Event triggered signalling codecs for molecular estimation

Low molecule numbers and intrinsically noisy, coupled stochastic chemical reactions are common in cell biology. For such environments, [12] showed that the accuracy with which molecular populations can be estimated and controlled can be bounded from below by regarding molecular coupling as an information transfer across a finite capacity Poisson channel. In conjunction with a diffusion approximation for the target species, this leads to a clear distortion bound for arbitrary signal-target molecular coupling. For static signal-target coupling, sharp, biologically relevant bounds result, which appear to still hold for the original discrete system.

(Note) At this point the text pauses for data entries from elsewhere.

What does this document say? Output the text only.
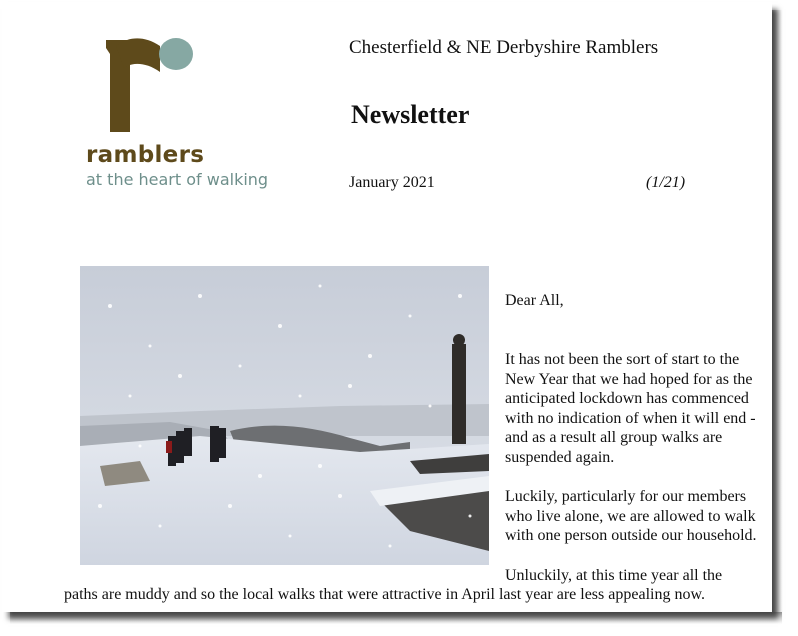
ramblers
at the heart of walking
Chesterfield & NE Derbyshire Ramblers
Newsletter
January 2021	(1/21)
Dear All,
It has not been the sort of start to the New Year that we had hoped for as the anticipated lockdown has commenced with no indication of when it will end - and as a result all group walks are suspended again.
Luckily, particularly for our members who live alone, we are allowed to walk with one person outside our household.
Unluckily, at this time year all the
paths are muddy and so the local walks that were attractive in April last year are less appealing now.
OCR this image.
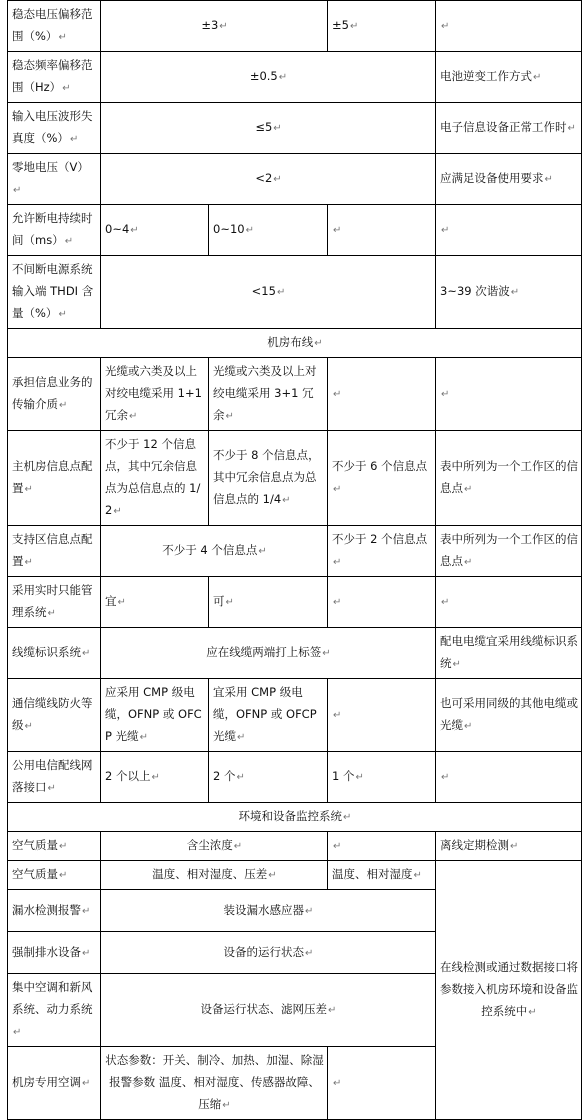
稳态电压偏移范围（%）↵	±3↵		±5↵	↵
稳态频率偏移范围（Hz）↵	±0.5↵			电池逆变工作方式↵
输入电压波形失真度（%）↵	≤5↵			电子信息设备正常工作时↵
零地电压（V）↵	<2↵			应满足设备使用要求↵
允许断电持续时间（ms）↵	0~4↵	0~10↵	↵	↵
不间断电源系统输入端 THDI 含量（%）↵	<15↵			3~39 次谐波↵
机房布线↵				
承担信息业务的传输介质↵	光缆或六类及以上对绞电缆采用 1+1 冗余↵	光缆或六类及以上对绞电缆采用 3+1 冗余↵	↵	↵
主机房信息点配置↵	不少于 12 个信息点，其中冗余信息点为总信息点的 1/2↵	不少于 8 个信息点，其中冗余信息点为总信息点的 1/4↵	不少于 6 个信息点↵	表中所列为一个工作区的信息点↵
支持区信息点配置↵	不少于 4 个信息点↵		不少于 2 个信息点↵	表中所列为一个工作区的信息点↵
采用实时只能管理系统↵	宜↵	可↵	↵	↵
线缆标识系统↵	应在线缆两端打上标签↵			配电电缆宜采用线缆标识系统↵
通信缆线防火等级↵	应采用 CMP 级电缆，OFNP 或 OFCP 光缆↵	宜采用 CMP 级电缆，OFNP 或 OFCP 光缆↵	↵	也可采用同级的其他电缆或光缆↵
公用电信配线网落接口↵	2 个以上↵	2 个↵	1 个↵	↵
环境和设备监控系统↵				
空气质量↵	含尘浓度↵		↵	离线定期检测↵
空气质量↵	温度、相对湿度、压差↵		温度、相对湿度↵	在线检测或通过数据接口将参数接入机房环境和设备监控系统中↵
漏水检测报警↵	装设漏水感应器↵			
强制排水设备↵	设备的运行状态↵			
集中空调和新风系统、动力系统↵	设备运行状态、滤网压差↵			
机房专用空调↵	状态参数：开关、制冷、加热、加湿、除湿报警参数 温度、相对湿度、传感器故障、压缩↵		↵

However, when arbitrary non-linear, dynamic coupling is allowed, [13] showed that event-triggered codecs can be constructed that are capable of outperforming the general diffusion bound, both for estimation and control. This paper extends the estimation results from [13] to various molecular signalling topologies and integer encoders. It is found that the bound can be outperformed across all serial and parallel networks by a M|M|1 queue type codec, which is likely optimal for a single stage, over a small parameter regime. Outside this regime queueing delay leads to increasingly worse estimation. The application of integer coding variants in an attempt to improve stability and increase the regime of good performance is largely fruitless, thus indicating that even the simplest non-trivial estimation problem cannot be solved with intuitively sensible codecs.